Protein transport across the ER involves a process that is similar in bacteria, yeast and mammals (Gorlich, D. et al. (1992) Cell 71: 489-503). In the mammalian system, transport is initiated by the action of a cytoplasmic signal recognition particle (SRP) which recognizes a signal sequence on a growing, nascent polypeptide and binds the polypeptide and its ribosome complex to the ER membrane through an SRP receptor located on the membrane.
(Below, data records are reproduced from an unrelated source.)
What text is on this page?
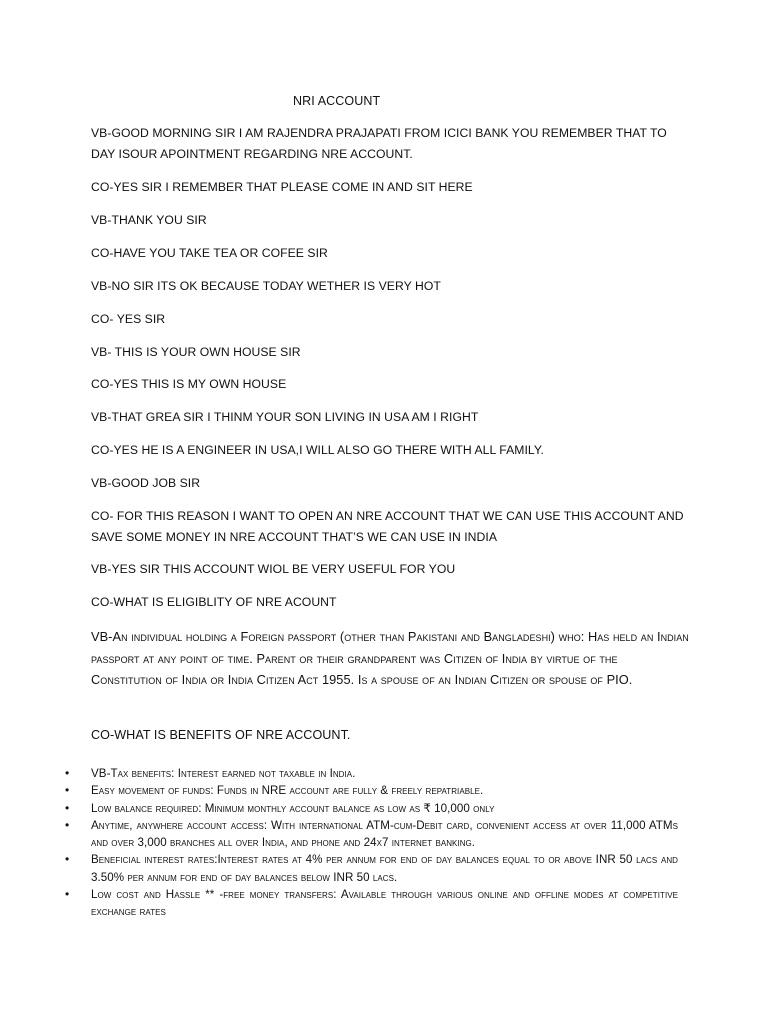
NRI ACCOUNT

VB-GOOD MORNING SIR I AM RAJENDRA PRAJAPATI FROM ICICI BANK YOU REMEMBER THAT TO DAY ISOUR APOINTMENT REGARDING NRE ACCOUNT.

CO-YES SIR I REMEMBER THAT PLEASE COME IN AND SIT HERE

VB-THANK YOU SIR

CO-HAVE YOU TAKE TEA OR COFEE SIR

VB-NO SIR ITS OK BECAUSE TODAY WETHER IS VERY HOT

CO- YES SIR

VB- THIS IS YOUR OWN HOUSE SIR

CO-YES THIS IS MY OWN HOUSE

VB-THAT GREA SIR I THINM YOUR SON LIVING IN USA AM I RIGHT

CO-YES HE IS A ENGINEER IN USA,I WILL ALSO GO THERE WITH ALL FAMILY.

VB-GOOD JOB SIR

CO- FOR THIS REASON I WANT TO OPEN AN NRE ACCOUNT THAT WE CAN USE THIS ACCOUNT AND SAVE SOME MONEY IN NRE ACCOUNT THAT’S WE CAN USE IN INDIA

VB-YES SIR THIS ACCOUNT WIOL BE VERY USEFUL FOR YOU

CO-WHAT IS ELIGIBLITY OF NRE ACOUNT

VB-An individual holding a Foreign passport (other than Pakistani and Bangladeshi) who: Has held an Indian passport at any point of time. Parent or their grandparent was Citizen of India by virtue of the Constitution of India or India Citizen Act 1955. Is a spouse of an Indian Citizen or spouse of PIO.

CO-WHAT IS BENEFITS OF NRE ACCOUNT.

• VB-Tax benefits: Interest earned not taxable in India.
• Easy movement of funds: Funds in NRE account are fully & freely repatriable.
• Low balance required: Minimum monthly account balance as low as ₹ 10,000 only
• Anytime, anywhere account access: With international ATM-cum-Debit card, convenient access at over 11,000 ATMs and over 3,000 branches all over India, and phone and 24x7 internet banking.
• Beneficial interest rates:Interest rates at 4% per annum for end of day balances equal to or above INR 50 lacs and 3.50% per annum for end of day balances below INR 50 lacs.
• Low cost and Hassle ** -free money transfers: Available through various online and offline modes at competitive exchange rates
The signal peptide is cleaved and the ribosome complex, together with the attached polypeptide, becomes membrane bound. The mechanism of the subsequent protein translocation process across the ER membrane is largely unknown. It is believed to involve the transient formation of a protein-conducting channel by transmembrane proteins interacting with one another and with the membrane-bound ribosome (Blobel, G. and B. Dobberstein (1975) J. Cell Biol. 67: 852-62).
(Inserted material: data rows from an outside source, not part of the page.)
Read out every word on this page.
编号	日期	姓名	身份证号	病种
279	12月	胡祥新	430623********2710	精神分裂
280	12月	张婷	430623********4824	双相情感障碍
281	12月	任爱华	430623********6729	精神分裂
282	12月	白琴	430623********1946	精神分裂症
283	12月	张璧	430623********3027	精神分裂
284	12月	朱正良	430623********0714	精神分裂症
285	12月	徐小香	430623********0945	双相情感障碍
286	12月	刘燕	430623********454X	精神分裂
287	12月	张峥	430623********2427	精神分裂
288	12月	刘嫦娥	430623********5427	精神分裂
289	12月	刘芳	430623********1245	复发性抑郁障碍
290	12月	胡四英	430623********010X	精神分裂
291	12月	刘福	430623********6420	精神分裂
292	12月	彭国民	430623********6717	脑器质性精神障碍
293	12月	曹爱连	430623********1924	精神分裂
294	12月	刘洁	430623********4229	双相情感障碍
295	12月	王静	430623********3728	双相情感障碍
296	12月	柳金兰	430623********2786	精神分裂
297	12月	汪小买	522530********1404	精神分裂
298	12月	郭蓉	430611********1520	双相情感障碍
Possible proteins involved in the ER translocation process in yeast include SEC61p, SEC62p, and SEC63p. Mutations in the genes encoding these proteins lead to defects in the translocation process. SEC61 may be of particular importance since certain mutations in the gene for this protein inhibit the translocation of all proteins tested (Gorlich et al., supra).
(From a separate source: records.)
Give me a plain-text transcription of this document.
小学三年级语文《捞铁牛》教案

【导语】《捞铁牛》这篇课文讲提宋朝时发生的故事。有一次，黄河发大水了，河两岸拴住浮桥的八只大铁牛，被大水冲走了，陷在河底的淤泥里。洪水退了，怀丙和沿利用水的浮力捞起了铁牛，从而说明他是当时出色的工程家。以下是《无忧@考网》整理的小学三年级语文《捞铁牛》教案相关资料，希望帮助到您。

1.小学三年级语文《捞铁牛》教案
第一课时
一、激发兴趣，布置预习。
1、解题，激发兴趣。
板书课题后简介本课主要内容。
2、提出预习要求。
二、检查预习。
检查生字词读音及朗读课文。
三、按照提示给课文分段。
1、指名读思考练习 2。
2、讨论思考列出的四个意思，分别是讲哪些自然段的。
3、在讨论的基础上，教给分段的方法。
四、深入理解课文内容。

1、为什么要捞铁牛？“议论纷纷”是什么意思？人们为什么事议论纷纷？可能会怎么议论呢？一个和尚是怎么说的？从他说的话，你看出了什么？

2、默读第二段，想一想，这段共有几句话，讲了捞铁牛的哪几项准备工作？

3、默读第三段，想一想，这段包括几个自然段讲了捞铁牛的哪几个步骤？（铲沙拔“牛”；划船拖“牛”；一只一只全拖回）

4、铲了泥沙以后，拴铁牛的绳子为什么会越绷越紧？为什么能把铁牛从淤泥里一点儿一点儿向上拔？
Mammalian homologs of yeast SEC61 (mSEC61) have been identified in dog and rat (Gorlich et al., supra). Mammalian SEC61 is also structurally similar to the bacterial cytoplasmic membrane, translocation protein, SECYp. mSEC61 is found in tight association with membrane-bound ribosomes, an association that is induced by membrane-targeting of nascent polypeptide chains and is weakened by dissociation of the ribosomes into their subunits. These studies indicate that mSEC61 is a component of a postulated protein-conducting channel in the ER membrane, and that nascent polypeptides are transferred from the ribosome to this channel (Gorlich et al., supra).
Another aspect of the protein/vesicle transport process, are interactions that occur at the cell membrane control the transport of proteins out of or into a cell. Key to this part of the process are interactions between the cell membrane and a supporting membrane cytoskeleton based on the protein spectrin. A large family of related proteins called ankyrins participate in this part of the transport process by binding to the membrane skeleton protein spectrin and to a protein in the cell membrane called band 3, a component of the anion channel in the cell membrane. Ankyrins therefore function as a critical link between the cytoskeleton and the cell membrane.
Originally found in association with erythroid cells, ankyrins are also found in other tissues as well (Birkenmeier, C. S. et al. (1993) J. Biol. Chem. 268: 9533-40). Ankyrins are large proteins (.sup..about. 1800 amino acids) containing an N-terminal, 89 kDa domain that binds the cell membrane proteins band 3 and tubulin, a central 62 kDa domain that binds the cytoskeletal proteins spectrin and vimenetin, and a C-terminal, 55 kDa regulatory domain that functions as a modifier of the binding activities of the other two domains. Individual genes for ankyrin are able to produce multiple ankyrin isoforms by various insertions and deletions. These isoforms are of nearly identical size but may have different functions. In addition, smaller transcripts are produced which are missing large regions of the coding sequences from the N-terminal (band 3 binding), and central (spectrin binding) domains. The existence of such a large family of ankyrin proteins and the observation that more than one type of ankyrin may be expressed in the same cell type suggests that ankyrins may have more specialized functions than simply binding the membrane skeleton to the plasma membrane (Birkenmeier et al., supra).
In humans, two isoforms of ankyrin are expressed, alternatively, in developing erythroids and mature erythroids, respectively (Lambert, S. et. al. (1990) Proc. Natl. Acad. Sci. 87: 1730-34). A deficiency in erythroid spectrin and ankyrin has been associated with the hemolytic anemia, hereditary spherocytosis (Coetzer, T. L., et al. (1988) N. Engl. J. Med. 318: 230-34).
The discovery of new vesicle transport related proteins and the polynucleotides encoding these proteins satisfies a need in the art by providing new compositions which are useful in the diagnosis, treatment, and prevention of cancer and immune disorders.